Given an array of strings words, return the longest word that can be built one character at a time by other words in the array. If multiple answers, return the lexicographically smallest.
Input: ["w","wo","wor","word","work"] → Output: "word"Input: ["a","banana","app","appl","ap","apply","apple"] → Output: "apple"
Build a Trie. For each word, it is valid if every prefix is also in the Trie as a complete word. BFS/DFS from root finding longest valid path.
- Insert all words into Trie.
- BFS from root: add a node to queue only if it represents a complete word (isEnd=true).

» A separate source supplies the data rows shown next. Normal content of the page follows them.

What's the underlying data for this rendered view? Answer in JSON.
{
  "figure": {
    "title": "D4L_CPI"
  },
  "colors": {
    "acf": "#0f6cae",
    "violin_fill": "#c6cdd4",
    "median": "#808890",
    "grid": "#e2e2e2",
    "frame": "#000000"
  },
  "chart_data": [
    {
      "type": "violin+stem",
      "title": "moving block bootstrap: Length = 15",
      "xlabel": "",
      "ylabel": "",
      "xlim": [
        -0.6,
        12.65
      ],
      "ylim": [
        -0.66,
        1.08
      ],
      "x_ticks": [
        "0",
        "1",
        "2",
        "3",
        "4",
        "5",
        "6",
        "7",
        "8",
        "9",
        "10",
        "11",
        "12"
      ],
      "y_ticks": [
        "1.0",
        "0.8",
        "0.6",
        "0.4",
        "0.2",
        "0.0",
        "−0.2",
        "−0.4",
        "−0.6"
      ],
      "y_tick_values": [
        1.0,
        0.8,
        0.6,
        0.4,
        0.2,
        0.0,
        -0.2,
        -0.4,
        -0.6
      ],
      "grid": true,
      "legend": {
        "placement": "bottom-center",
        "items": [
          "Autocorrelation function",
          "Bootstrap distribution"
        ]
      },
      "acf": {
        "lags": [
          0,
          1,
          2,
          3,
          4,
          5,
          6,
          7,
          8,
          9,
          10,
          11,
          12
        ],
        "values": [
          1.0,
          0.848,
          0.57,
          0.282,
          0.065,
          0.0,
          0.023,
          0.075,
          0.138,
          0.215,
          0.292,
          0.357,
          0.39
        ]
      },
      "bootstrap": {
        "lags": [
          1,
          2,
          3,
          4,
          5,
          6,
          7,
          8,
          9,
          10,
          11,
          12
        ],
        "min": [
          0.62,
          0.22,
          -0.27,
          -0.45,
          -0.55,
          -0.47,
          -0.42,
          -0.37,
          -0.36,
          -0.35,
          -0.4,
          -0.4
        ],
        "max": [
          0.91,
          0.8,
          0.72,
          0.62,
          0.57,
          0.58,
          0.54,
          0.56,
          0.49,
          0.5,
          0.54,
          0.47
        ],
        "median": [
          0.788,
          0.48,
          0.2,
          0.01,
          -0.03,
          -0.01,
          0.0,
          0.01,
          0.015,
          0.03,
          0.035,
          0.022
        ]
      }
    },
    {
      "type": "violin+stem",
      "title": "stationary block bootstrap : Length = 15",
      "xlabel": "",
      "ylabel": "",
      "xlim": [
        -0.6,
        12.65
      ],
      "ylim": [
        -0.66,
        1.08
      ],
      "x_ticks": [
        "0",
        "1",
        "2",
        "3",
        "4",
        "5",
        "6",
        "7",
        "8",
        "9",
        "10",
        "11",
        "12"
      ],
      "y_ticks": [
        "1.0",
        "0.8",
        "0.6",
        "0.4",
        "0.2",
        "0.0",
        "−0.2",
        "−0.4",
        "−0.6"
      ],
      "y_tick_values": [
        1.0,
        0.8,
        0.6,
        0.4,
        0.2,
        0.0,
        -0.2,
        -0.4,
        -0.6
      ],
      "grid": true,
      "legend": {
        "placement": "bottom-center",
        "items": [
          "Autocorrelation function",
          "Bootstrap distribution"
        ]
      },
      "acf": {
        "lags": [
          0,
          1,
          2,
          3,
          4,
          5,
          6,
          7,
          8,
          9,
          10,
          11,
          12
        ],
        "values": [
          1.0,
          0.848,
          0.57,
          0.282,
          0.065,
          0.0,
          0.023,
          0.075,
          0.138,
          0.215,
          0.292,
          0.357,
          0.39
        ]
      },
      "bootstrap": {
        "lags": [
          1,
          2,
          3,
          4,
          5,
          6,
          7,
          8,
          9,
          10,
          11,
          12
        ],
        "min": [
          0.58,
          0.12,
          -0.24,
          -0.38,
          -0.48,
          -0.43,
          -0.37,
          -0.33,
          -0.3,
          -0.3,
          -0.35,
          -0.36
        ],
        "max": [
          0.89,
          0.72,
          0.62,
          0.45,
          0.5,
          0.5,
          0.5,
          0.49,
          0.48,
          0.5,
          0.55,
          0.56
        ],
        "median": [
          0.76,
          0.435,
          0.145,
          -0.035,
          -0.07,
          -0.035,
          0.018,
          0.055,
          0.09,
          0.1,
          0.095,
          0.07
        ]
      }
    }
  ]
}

- Track the longest (then lexicographically smallest) word.
import java.util.*;
class Solution {
public String longestWord(String[] words) {
Trie trie = new Trie();
for (String w : words) trie.insert(w);
String result = "";
// BFS
Queue<String> q = new LinkedList<>();
q.offer("");
while (!q.isEmpty()) {
String cur = q.poll();
if (cur.length() > result.length() || (cur.length() == result.length() && cur.compareTo(result) < 0))
result = cur;
for (char c = 'a'; c <= 'z'; c++) {
String next = cur + c;
if (trie.search(next)) q.offer(next);
}
}
return result;
}
// Simple Trie for this problem
static class Trie {
boolean[][] isEnd; // simplified
Map<String,Boolean> set = new HashSet<>() {{ }};
Set<String> words = new java.util.HashSet<>();
public void insert(String w) { words.add(w); }
public boolean search(String w) { return words.contains(w); }
}
}
- Time Complexity: O(N * L) where L=max word length
- Space Complexity: O(N * L)